Pansiritanachot Wasin, Vathanavalun Orapim, Chakorn Tipa
Department of Emergency Medicine, Faculty of Medicine Siriraj Hospital, Mahidol University, 2 Wanglang Road, Siriraj, Bangkoknoi, Bangkok 10700, Thailand.
Resusc Plus. 2024 Jan 23;17:100551. doi: 10.1016/j.resplu.2024.100551. eCollection 2024 Mar.
Post-resuscitation shock is the main cause of early death in post-cardiac arrest patients.

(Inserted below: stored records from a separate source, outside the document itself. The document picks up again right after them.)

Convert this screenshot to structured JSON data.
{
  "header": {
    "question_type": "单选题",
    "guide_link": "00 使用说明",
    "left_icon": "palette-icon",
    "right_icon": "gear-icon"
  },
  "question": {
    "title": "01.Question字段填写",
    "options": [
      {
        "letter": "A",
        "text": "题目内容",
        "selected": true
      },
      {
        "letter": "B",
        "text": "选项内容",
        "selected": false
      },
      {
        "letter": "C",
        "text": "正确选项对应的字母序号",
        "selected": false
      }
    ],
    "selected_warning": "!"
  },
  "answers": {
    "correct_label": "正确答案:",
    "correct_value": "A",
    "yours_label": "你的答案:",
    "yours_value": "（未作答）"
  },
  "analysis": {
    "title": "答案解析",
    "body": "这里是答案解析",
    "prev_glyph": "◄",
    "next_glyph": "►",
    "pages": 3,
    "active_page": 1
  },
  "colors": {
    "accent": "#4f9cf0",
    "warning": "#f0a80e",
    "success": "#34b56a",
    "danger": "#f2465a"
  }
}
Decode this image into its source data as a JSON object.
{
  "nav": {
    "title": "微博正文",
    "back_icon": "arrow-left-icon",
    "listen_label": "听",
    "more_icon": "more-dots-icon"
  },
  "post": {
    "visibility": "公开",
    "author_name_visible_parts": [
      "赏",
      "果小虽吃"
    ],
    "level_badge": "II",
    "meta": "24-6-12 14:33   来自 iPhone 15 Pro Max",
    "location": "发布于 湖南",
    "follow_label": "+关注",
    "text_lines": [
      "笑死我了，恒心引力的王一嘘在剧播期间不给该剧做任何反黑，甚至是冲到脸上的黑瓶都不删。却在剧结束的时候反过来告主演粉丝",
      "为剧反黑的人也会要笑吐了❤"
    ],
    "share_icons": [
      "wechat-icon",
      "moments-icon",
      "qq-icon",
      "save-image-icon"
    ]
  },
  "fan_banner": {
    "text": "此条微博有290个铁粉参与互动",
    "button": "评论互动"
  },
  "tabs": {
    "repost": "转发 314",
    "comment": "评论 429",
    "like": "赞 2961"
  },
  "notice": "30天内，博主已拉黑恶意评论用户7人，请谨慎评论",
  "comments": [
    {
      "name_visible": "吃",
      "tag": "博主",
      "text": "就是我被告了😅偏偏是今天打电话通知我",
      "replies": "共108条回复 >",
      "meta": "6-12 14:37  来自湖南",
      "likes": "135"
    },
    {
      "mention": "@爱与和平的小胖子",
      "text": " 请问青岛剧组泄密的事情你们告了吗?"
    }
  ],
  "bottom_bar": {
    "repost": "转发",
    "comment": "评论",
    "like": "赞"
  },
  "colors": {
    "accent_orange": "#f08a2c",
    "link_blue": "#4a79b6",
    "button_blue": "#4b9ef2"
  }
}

To date, no randomized trial compares the efficacy between norepinephrine and epinephrine in post-resuscitation shock patients.
This study aimed to assess the feasibility of the study protocol, and explore potential differences in efficacy and adverse events between norepinephrine and epinephrine in post-resuscitation shock patients.
This single-center, parallel-group, open-label, feasibility randomized controlled trial included adult non-traumatic cardiac arrest patients who had post-resuscitation shock within one hour after successful resuscitation. Patients were randomized to receive norepinephrine or epinephrine in a 1:1 ratio. Feasibility outcomes were reported descriptively and narratively. Exploratory analyses were performed to compare the efficacy and adverse events.
A total of 40 patients were equally allocated. Most feasibility goals were achieved. All patients received the allocated intervention with no withdrawals. Ten (50%) patients in the norepinephrine group and 15 (75%) patients in the epinephrine group achieved the target blood pressure by the protocol with a median time of 42 and 39 min, respectively. However, the protocol deviated in 10 (25%) patients and the recruitment rate did not reach the acceptable threshold. The vasopressor dose to achieve the target blood pressure was significantly lower in the norepinephrine group. No significant differences in mortality rates and adverse outcomes were observed in the exploratory analyses.
It is feasible to conduct the definitive trial comparing early post-resuscitation outcomes in patients receiving NE versus EPI for post-resuscitation shock. Some protocol modifications are necessary.
复苏后休克是心脏骤停患者早期死亡的主要原因。迄今为止,尚无随机试验比较去甲肾上腺素和肾上腺素对复苏后休克患者的疗效。
本研究旨在评估研究方案的可行性,并探讨去甲肾上腺素和肾上腺素对复苏后休克患者疗效和不良事件的潜在差异。
这项单中心、平行组、开放标签的可行性随机对照试验纳入了成年非创伤性心脏骤停患者,这些患者在成功复苏后1小时内出现复苏后休克。患者按1:1的比例随机接受去甲肾上腺素或肾上腺素治疗。对可行性结果进行描述性和叙述性报告。进行探索性分析以比较疗效和不良事件。
共纳入40例患者,平均分配。大多数可行性目标得以实现。所有患者均接受了分配的干预,无退出者。去甲肾上腺素组10例(50%)患者和肾上腺素组15例(75%)患者按照方案达到目标血压,中位时间分别为42分钟和39分钟。然而,10例(25%)患者出现方案偏离,招募率未达到可接受阈值。去甲肾上腺素组达到目标血压的血管升压药剂量显著更低。探索性分析未观察到死亡率和不良结局的显著差异。
对接受去甲肾上腺素与肾上腺素治疗复苏后休克的患者进行比较早期复苏后结局的确定性试验是可行的。有必要对方案进行一些修改。